Microbial contamination in food, food- handlers’ hands and surfaces and evaluation of contamination sources by the similarity between isolates

2019 
Food can be contaminated with surfaces and food workers during chopping, shredding and serving. Pathogenic microorganisms are transmitted by direct contact with food or indirectly with airborne particles.
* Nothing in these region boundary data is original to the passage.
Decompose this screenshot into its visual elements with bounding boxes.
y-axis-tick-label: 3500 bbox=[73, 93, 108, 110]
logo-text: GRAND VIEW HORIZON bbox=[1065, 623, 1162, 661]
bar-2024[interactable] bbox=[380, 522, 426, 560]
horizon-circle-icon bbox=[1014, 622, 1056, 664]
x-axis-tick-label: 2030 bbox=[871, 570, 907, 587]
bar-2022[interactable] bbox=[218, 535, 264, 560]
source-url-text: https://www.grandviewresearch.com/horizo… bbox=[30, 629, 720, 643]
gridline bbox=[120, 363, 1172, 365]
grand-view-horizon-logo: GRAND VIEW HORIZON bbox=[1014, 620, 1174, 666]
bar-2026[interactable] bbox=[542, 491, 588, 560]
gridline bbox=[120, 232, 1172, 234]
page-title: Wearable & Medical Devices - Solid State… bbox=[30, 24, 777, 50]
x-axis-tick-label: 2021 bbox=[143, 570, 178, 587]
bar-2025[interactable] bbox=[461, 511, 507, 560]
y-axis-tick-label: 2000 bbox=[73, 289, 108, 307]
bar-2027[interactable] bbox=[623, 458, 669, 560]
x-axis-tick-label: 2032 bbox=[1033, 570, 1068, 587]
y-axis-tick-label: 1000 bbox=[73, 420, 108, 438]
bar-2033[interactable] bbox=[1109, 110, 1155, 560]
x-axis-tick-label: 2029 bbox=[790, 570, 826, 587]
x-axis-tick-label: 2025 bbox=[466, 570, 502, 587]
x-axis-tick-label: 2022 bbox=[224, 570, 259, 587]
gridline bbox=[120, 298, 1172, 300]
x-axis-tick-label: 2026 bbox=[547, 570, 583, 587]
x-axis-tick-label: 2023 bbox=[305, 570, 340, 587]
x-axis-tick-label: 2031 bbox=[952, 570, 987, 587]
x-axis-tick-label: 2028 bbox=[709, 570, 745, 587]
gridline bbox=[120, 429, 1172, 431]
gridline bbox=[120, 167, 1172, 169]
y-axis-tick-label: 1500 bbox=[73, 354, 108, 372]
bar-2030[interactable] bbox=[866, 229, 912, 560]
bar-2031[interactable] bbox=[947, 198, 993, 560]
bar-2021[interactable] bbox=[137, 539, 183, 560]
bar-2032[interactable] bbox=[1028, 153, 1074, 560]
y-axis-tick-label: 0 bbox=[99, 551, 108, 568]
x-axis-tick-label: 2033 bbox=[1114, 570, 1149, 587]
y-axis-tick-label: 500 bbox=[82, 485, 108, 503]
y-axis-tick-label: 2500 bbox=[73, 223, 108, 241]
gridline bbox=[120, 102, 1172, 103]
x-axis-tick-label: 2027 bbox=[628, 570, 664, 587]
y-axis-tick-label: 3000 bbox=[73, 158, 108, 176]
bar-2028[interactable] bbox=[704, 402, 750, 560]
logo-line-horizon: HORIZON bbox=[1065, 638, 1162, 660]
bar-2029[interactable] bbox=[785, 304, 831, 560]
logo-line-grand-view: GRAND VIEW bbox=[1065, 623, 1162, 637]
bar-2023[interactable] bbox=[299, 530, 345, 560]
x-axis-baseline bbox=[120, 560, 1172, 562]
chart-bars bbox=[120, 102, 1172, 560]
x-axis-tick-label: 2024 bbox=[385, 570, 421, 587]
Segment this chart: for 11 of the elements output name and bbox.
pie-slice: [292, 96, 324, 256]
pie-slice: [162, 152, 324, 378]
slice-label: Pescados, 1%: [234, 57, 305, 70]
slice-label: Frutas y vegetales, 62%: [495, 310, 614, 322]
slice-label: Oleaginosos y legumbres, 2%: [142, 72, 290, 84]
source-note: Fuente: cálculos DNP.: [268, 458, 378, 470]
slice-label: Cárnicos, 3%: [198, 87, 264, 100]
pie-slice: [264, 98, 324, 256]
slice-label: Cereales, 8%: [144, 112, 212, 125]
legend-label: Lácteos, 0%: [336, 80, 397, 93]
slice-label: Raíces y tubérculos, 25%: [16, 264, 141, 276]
The aim of this study was to determine the prevalence and the relationship between pathogenic microorganisms isolated from food, kitchen equipment and foodhandler’s hands. A total of 212 microbiological samples were collected from surfaces, foods and food handlers’ hands at different six canteens inside of the Afyon Kocatepe University campus during the period 2017-2018. Following biochemical tests, identification of Staphylococcus species were performed from a specific region of 23S rRNA gene. The genetic relationships between totally 25 Staphylococcus spp. and Proteus mirabilis isolates were determined. S.epidermidis was detected in two samples from knife handle (5%), nine samples from hands (20%) and in one of food sample (1%), too. S.aureus was found to be existed in one sample from hands (2.2%), two samples of soujouk (2%) and in one sample pancakes (3%) obtained from the university canteens. Besides from one of food sample (1%) S.sciuri , from one of hand sample (2.2%) S.haemolyticus and one of the food samples (1%) S.saprophyticus bacteria were identified. As a result, foods, food preparation surfaces and foodhandler’s hands were contaminated with microorganisms in canteens and they were similar/same to each other. Also, considering the number of isolates, the highest of contamination is the hands of food-handler.